Faktor-faktor penyebab hiperaktif pada anak seperti faktor neurologik yaitu faktor-faktor yang berkaitan dengan masalah-masalah prenatal seperti lamanya proses persalinan, distress fetal, dan sebagainya. Selain itu dikarenakan faktor toksik yaitu beberapa zat makanan seperti salisilat dan bahan-bahan pengawet memiliki potensi untuk membentuk perilaku hiperaktif pada anak. Selanjutnya faktor psikososial dan lingkungan yaitu pada anak hiperaktif sering ditemukan hubungan yang keliru antara orangtua dengan anaknya. Dan yang terakhir adalah faktor genetik.

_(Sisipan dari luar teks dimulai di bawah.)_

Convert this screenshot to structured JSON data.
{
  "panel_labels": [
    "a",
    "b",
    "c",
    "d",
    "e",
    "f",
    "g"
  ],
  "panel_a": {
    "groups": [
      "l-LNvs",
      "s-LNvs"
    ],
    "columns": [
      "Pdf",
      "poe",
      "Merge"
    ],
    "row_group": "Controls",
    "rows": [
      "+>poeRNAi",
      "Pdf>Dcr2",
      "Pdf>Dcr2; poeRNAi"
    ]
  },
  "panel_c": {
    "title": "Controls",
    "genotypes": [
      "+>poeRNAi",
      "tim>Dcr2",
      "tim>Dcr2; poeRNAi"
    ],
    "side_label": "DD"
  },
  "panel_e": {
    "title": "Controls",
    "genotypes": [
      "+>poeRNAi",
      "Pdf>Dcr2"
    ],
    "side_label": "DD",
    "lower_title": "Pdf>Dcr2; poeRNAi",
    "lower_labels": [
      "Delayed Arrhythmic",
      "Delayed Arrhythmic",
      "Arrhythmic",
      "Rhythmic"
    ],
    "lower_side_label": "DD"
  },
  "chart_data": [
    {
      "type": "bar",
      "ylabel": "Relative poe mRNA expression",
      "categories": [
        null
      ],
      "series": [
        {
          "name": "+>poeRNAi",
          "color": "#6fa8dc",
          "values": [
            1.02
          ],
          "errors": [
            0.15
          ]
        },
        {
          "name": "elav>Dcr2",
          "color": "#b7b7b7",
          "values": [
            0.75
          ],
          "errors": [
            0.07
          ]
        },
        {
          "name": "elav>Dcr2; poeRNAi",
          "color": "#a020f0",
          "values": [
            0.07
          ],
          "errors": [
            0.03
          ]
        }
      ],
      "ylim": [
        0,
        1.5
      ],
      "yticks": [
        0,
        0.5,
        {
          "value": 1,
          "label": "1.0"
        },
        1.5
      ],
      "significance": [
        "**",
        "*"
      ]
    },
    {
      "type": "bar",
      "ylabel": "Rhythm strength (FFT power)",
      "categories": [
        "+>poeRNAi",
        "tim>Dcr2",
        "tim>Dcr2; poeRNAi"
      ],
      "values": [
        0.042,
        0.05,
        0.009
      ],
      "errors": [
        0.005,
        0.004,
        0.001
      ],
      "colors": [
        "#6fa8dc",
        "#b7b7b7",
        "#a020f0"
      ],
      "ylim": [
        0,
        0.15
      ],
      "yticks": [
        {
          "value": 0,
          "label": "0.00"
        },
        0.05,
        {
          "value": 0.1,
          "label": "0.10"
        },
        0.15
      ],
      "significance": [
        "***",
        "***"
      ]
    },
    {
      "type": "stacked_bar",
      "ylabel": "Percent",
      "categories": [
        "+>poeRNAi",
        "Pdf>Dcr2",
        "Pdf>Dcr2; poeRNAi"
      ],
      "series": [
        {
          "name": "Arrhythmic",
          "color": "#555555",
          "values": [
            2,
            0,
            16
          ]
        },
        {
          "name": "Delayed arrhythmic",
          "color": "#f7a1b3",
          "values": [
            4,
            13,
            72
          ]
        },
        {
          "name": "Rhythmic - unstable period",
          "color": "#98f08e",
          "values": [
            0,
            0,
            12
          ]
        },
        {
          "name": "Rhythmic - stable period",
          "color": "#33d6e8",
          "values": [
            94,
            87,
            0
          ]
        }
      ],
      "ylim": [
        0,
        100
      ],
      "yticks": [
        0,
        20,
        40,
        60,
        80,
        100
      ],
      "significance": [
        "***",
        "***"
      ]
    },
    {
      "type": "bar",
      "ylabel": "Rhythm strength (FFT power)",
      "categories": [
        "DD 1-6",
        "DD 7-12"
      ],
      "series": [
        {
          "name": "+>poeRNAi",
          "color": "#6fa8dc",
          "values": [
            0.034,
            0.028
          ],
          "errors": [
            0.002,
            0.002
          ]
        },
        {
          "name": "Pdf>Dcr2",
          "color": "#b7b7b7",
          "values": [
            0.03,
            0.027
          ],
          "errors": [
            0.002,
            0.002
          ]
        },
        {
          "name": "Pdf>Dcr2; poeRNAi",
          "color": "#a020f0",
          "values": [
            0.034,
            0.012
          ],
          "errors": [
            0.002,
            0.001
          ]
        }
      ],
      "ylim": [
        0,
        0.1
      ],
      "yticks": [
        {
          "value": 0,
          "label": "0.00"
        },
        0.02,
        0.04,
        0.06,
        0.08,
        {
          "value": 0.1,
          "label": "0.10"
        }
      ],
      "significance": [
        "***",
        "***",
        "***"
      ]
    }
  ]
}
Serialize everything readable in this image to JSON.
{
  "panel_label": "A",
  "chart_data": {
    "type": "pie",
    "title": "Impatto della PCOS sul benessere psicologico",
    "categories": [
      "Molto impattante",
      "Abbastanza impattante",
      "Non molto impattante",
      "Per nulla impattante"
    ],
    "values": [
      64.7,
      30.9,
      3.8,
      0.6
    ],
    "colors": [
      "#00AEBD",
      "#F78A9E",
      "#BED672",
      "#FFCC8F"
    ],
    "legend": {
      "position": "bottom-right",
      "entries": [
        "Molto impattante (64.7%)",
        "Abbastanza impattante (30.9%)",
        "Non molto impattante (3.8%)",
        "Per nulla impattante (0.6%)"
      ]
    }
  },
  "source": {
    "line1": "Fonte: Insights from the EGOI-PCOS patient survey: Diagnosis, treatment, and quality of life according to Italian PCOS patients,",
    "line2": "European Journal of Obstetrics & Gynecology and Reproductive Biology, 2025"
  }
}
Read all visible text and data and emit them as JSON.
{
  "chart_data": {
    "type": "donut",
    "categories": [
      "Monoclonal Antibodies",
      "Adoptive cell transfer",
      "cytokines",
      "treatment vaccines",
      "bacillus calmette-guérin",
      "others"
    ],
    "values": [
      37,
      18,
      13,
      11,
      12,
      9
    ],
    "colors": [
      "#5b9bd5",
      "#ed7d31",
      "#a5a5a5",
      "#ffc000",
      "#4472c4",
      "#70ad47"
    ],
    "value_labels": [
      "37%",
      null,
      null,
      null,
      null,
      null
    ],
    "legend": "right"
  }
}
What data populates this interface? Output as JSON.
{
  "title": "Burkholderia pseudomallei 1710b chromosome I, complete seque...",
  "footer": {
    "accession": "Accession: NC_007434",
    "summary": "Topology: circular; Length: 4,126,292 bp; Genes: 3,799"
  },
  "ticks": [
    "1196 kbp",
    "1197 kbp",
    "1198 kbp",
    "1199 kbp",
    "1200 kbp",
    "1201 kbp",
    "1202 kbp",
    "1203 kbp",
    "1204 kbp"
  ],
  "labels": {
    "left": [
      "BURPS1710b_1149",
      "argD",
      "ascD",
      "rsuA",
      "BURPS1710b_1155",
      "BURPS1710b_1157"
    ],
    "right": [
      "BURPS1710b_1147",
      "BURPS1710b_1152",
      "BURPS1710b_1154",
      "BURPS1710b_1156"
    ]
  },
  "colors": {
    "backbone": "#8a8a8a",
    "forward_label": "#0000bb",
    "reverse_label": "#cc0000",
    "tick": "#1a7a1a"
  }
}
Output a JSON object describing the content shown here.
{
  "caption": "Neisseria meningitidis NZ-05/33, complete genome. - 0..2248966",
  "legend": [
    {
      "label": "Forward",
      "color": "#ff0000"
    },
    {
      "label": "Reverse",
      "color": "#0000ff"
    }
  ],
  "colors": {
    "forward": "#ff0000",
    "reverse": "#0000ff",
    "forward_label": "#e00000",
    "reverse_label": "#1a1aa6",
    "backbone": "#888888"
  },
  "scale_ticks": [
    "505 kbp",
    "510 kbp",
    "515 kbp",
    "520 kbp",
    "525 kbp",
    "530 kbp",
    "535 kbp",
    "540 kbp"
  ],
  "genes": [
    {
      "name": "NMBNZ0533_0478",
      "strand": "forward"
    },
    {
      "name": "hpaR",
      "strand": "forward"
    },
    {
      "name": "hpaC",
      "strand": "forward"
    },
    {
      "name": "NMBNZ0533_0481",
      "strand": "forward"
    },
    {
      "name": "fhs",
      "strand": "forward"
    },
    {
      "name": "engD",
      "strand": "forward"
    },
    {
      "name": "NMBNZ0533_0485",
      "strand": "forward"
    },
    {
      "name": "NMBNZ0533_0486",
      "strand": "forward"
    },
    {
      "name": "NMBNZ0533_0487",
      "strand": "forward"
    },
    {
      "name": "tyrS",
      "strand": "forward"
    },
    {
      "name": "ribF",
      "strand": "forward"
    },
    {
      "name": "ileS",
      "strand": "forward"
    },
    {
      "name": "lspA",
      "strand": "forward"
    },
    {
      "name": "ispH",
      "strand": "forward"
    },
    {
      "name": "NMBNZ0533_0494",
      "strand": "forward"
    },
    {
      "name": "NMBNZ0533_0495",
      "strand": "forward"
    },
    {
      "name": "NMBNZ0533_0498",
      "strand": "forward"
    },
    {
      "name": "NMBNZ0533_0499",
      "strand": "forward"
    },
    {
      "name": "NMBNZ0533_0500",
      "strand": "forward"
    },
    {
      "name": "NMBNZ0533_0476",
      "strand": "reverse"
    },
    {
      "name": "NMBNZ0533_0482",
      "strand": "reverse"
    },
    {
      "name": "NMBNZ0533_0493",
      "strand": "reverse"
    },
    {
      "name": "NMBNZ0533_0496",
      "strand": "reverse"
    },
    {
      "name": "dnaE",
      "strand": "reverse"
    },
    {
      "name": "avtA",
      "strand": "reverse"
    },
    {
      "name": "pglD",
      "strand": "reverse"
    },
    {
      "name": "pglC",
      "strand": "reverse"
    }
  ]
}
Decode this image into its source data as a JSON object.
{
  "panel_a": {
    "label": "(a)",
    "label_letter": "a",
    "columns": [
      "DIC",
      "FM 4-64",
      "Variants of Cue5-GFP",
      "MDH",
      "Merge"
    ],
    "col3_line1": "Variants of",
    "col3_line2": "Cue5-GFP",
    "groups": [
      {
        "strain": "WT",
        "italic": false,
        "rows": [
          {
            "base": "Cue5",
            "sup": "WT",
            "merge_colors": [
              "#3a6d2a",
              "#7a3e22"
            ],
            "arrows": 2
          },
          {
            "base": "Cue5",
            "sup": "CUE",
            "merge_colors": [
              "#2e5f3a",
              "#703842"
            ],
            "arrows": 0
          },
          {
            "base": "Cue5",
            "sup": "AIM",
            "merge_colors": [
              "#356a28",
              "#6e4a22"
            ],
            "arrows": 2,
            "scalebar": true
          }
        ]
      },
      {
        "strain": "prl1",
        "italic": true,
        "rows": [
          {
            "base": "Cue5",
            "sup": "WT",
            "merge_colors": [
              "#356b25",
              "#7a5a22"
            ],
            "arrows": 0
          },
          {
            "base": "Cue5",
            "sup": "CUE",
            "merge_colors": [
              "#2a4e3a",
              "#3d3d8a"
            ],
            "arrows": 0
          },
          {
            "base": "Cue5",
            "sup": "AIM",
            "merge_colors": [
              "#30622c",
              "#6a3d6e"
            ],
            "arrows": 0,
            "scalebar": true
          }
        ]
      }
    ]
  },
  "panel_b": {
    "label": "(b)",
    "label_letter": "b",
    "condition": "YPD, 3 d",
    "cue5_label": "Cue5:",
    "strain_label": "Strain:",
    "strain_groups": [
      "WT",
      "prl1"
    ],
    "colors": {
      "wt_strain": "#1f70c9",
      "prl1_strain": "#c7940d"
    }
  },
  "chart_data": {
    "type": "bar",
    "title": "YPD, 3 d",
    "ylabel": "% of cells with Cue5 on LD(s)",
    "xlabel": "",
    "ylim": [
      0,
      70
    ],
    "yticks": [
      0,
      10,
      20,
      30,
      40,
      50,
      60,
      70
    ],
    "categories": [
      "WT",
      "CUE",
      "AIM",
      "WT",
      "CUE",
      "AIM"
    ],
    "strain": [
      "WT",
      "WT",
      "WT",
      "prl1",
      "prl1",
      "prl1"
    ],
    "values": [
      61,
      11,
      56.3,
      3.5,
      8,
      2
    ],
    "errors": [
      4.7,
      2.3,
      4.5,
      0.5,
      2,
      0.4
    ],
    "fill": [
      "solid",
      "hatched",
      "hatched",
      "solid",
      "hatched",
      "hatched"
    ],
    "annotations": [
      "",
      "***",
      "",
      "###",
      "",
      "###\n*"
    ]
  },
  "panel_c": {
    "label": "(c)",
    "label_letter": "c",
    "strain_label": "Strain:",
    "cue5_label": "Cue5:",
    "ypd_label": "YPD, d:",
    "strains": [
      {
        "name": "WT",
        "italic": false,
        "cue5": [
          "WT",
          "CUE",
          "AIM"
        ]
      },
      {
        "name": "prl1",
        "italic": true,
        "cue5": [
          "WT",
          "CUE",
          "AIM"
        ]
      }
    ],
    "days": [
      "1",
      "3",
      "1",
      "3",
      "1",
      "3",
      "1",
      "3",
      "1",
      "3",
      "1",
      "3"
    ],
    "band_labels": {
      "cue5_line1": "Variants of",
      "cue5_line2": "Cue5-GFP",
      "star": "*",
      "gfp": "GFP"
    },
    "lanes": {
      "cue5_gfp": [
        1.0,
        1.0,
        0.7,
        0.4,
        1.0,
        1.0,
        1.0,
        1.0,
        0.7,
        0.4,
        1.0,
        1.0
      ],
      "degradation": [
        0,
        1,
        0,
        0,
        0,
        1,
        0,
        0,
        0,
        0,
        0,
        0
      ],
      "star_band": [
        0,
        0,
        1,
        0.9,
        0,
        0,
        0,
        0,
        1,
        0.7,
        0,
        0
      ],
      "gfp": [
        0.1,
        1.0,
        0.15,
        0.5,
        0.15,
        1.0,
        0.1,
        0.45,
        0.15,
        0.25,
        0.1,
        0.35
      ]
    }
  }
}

Untuk mengatasi anak yang mengalami gangguan hiperaktif dapat dilakukan hal-hal seperti memahami sikap dan perilaku anak, serta apa yang dibutuhkannya baik secara psikologis, kognitif, maupun fisiologis, sehingga anak akan merasa bahwa orangtuanya dapat mengerti keinginannya dan perasaanya, dengan demikian kemungkinan anak untuk tumbuh seperti anak-anak normal lainnya akan meningkat; latihlah kefokusannya, perlakukan anak dengan hangat dan sabar tapi konsisten dan tegas dalam menerapkan norma dan tugas; selajutnya bangkitkanlah kepercayaan dirinya, misalnya dengan memberikan pujian apabila anak berhasil melakukan seseuatu dengan benar; lalu kenalilah arah minatnya, bila anak bergerak terus jangan panik, berilah ruang gerak yang cukup bagi aktivitas anak untuk menyalurkan kelebihan energinya seperti mengikutkan anak pada klub sepakbola agar anak belajar bergaul dan disiplin; selanjutnya mintalah ia bicara, anak hiperaktif cenderung sulit berkomunikasi dan bersosialisasi, oleh karena itu bantulah anak dalam bersosialisasi agar ia mempelajari nilai-nilai apa saja yang dapat diterima oleh kelompoknya, misalnya dengan melakukan aktivitas bersama; selanjutnya perhatikan asupan makanan yang masuk ke dalam tubuhnya, berdasarkan hasil penelitian yang dipublikasikan dalam The Lancet, Pediatrics, dan Journal of Pediatrics, zat penambah rasa serta pewarna dan pemanis buatan dalam makanan bisa mendorong nervous system menjadi terlampau aktif. Oleh karena itu, sebaiknya jauhkan anak dari makanan instan atau frozen food yang banyak mengandung senyawa tersebut, sebaliknya beberapa jenis makanan yang mengandung kalsium dan magnesium, seperti sayur-sayuran, kacang-kacangan, dan biji-bijian dapat membuat anak menjadi lebih tenang.